When Tyrone had been starting out, he'd acted in Shakespeare. And he'd loved the art so deeply and sincerely that he would have acted in Shakespeare for nothing. Once, after a performance where he played Othello to Edwin Booth's Iago, Booth told someone that young Tyrone was playing Othello than he ever had himself. (Booth was the greatest actor of his day.)
Edmund is touched and grateful that Tyrone has shared this story with him. He understands his father much better now. But Tyrone immediately seems worried that he's shared too much. Furthermore, he worries that his story will undermine the lesson of the value of the dollar. He looks up, and decides they should shut off some of the chandelier bulbs. Edmund finds it funny. Tyrone admits to admit that he'd give up all his money if he could become the great artist he once had the potential to be.
Edmund shares one of his memories with Tyrone: of being at sea, in the fog. He speaks eloquently, and Tyrone is impressed, even though he does not approve of the morbidity of Edmund's sentiments. He tells Edmund that he has the makings of a poet. Edmund replies that if he lives, he's not good enough to be a poet. He's an artist who stammers. But his art will have a faithful realism.

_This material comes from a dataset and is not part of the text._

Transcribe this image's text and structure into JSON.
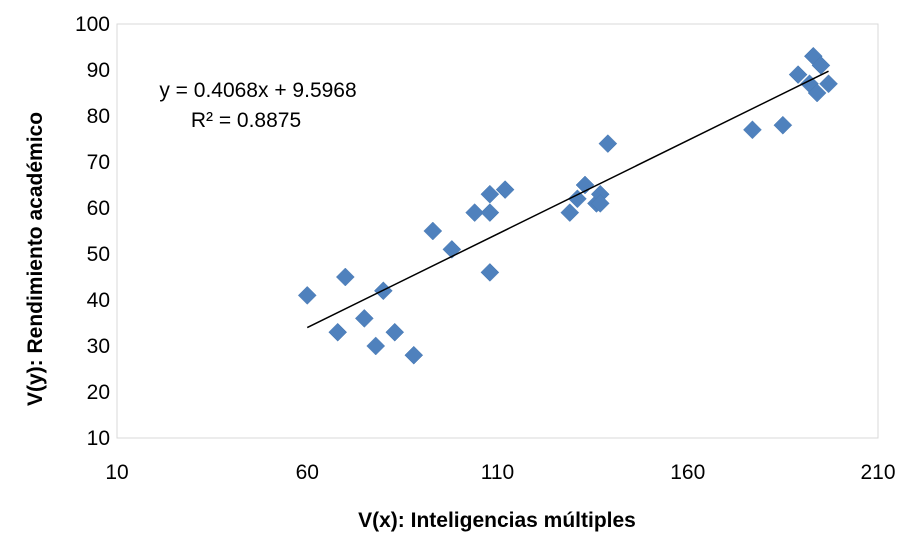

This long conversation between father and son is one of the most important moments of the play. It begins as a series of arguments, most of which we have already heard. But we do get several important new pieces of information.
First, we learn that Mary's version of her past is probably idealized. She blames meeting Tyrone for ending all of her childhood dreams, but Tyrone explains to Edmund that her dreams were not suited to her: she was too much of the world to be a nun, and she was not gifted enough to be a concert pianist. Mary wants to blame Tyrone for many things, and perhaps she has good reason to on many issues, but the loss of her childhood dreams is not one of them. Since so much of the past is a burden to her, her only refuge is to retreat farther into the past, into history so remote that she can refashion it after her own liking.
We also learn, in-depth, about the formation of Tyrone's character. Up to this point in the play, Tyrone has probably lost some of the audience's sympathies. But the point of the play is not condemnation. Forgiveness is a central theme, and here Tyrone has a chance to justify himself. We open the act with a humorous moment illustrating Tyrone's stinginess. He barks at Edmund about leaving a few light bulbs on, but then, in a show of extravagance, he turns them all on. Edmund can't help but laugh at his father: so much of his stinginess, as we have seen, is irrational. We then learn the origins of this streak in his character. The light may also be a metaphor: the lights are all on during this conversation between father and son, and for once this conversation breaks new ground. Edmund and Tyrone come to understand each other, to see each other, better than they ever have before. At the end of the conversation, the lights are turned off again.
Important in this scene are Edmund's reactions. We see as he forgives his own father: laughing at his stinginess, accepting a stay at a second-rate sanatorium as a compromise, grateful to Tyrone for telling his story. As the son forgives the father, so does the audience.